Com esses projetos e a perspectiva de poder começar a operar comercialmente, a Speedbird começa a buscar agora um aporte série A. Um dos principais destinos será financiar a certificação do DLV5, novo modelo que tem capacidade para transportar até 50 kg, em uma distância de 500 km.
Até aqui, Speedbird captou R$ 2,5 milhões em uma rodada realizada em 2020, com a participação da gestora Domo Invest, da Anjos do Brasil e de investidores pessoa física. No novo aporte, o plano é levantar em torno de R$ 30 milhões.
Apesar de ainda estar em fase de maturação, o mercado global de drones tem perspectivas de movimentar cifras consideráveis nos próximos anos. Segundo a consultoria Insider Intelligence, o setor deve gerar US$ 63,6 bilhões em 2025, globalmente.
Uma parcela significativa dessa indústria, as empresas de drones para delivery já estão captando valores consideráveis. É o caso da americana Zipline, que atraiu US$ 233 milhões junto a fundos como Temasek e Katalyst, e que, em maio de 2019, tornou-se o primeiro unicórnio do setor.
Outro exemplo é a também americana Matternet, que tem investidores como Andreessen Horowitz e Boeing HorizonX Ventures, e já levantou US$ 31,1 milhões. A lista de startups inclui ainda nomes como a Wing, companhia da Alphabet, holding que controla o Google.

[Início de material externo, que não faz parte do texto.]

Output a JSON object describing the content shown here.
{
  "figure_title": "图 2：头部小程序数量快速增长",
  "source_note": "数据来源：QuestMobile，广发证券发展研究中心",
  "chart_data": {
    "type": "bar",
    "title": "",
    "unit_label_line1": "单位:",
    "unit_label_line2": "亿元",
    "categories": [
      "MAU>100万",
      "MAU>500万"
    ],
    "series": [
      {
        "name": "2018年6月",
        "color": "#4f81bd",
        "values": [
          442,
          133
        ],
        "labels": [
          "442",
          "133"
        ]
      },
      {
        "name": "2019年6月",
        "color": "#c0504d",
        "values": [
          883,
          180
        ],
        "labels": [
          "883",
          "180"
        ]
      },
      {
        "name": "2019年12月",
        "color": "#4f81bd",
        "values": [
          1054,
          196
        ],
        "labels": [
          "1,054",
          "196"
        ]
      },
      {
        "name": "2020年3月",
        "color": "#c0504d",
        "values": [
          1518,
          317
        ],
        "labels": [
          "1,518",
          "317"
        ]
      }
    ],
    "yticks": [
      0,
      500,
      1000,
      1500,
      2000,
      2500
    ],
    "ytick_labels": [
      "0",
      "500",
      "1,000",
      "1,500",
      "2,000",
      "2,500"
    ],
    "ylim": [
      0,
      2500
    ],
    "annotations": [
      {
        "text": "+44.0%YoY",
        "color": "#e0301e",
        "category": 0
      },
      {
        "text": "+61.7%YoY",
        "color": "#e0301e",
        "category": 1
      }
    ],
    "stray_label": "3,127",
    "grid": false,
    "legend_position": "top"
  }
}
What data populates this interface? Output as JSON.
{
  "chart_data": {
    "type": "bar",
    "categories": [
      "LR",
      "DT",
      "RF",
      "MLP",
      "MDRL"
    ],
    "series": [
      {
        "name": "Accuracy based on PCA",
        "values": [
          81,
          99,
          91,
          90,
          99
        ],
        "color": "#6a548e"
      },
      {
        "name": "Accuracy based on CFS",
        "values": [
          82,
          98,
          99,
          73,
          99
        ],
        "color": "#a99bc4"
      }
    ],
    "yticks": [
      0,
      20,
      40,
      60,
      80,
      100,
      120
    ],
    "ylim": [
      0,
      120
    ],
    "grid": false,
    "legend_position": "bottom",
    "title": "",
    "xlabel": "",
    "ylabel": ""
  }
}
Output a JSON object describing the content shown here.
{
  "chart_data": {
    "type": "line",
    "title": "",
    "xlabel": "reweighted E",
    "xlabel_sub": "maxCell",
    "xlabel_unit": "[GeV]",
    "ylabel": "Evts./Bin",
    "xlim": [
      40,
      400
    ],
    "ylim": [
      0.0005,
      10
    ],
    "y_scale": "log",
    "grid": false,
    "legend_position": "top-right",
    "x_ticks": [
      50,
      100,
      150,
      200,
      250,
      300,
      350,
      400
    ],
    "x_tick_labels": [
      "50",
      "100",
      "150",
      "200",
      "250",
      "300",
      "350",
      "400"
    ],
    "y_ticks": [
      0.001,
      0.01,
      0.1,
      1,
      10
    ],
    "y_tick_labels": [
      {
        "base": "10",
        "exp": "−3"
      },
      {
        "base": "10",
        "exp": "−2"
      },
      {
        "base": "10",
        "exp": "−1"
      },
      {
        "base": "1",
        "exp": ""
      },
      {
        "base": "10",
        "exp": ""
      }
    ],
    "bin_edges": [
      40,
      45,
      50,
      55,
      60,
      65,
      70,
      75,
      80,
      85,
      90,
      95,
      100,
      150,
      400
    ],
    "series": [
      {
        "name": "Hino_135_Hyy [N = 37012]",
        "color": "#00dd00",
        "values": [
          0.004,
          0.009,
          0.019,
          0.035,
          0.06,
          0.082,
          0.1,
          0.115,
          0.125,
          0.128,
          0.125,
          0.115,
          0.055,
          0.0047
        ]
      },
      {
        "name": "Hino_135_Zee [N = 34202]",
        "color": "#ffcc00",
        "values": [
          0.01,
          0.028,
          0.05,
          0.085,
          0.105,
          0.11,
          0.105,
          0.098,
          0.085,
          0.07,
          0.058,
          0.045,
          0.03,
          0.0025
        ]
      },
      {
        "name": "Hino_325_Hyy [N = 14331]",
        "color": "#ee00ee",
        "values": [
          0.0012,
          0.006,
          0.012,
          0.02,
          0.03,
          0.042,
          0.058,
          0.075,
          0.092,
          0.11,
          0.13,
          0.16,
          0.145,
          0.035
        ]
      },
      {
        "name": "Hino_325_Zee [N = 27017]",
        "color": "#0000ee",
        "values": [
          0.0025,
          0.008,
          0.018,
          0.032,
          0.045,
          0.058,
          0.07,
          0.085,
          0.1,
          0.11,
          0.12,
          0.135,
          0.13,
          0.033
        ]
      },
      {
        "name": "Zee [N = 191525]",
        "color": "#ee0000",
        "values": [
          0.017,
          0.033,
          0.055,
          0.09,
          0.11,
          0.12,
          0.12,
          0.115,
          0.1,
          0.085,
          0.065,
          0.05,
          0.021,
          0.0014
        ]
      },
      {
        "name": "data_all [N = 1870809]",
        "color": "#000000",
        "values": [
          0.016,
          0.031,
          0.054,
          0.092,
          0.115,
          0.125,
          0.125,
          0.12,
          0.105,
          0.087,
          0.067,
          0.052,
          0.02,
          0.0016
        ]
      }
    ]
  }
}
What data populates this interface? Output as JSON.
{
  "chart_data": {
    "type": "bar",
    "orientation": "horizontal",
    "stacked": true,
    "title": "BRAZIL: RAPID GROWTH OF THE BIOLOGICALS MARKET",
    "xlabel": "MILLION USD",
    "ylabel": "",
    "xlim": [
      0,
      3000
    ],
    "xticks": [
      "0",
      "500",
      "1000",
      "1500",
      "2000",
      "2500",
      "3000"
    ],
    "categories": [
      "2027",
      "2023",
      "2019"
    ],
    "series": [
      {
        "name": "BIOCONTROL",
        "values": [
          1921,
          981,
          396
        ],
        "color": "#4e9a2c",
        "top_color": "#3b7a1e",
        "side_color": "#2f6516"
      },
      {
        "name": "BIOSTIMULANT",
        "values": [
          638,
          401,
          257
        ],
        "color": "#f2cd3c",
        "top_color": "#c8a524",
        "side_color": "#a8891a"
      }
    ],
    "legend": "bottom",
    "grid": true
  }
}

“Estamos em um patamar similar de operação de muitas dessas empresas”, diz Coelho. Ele ressalta que, na aviação, o Brasil é um dos poucos países capazes de desenhar, produzir, certificar e operar aeronaves. E que esse cenário pode ser replicado nos drones. “Temos capacidade de competir globalmente, de igual para igual.”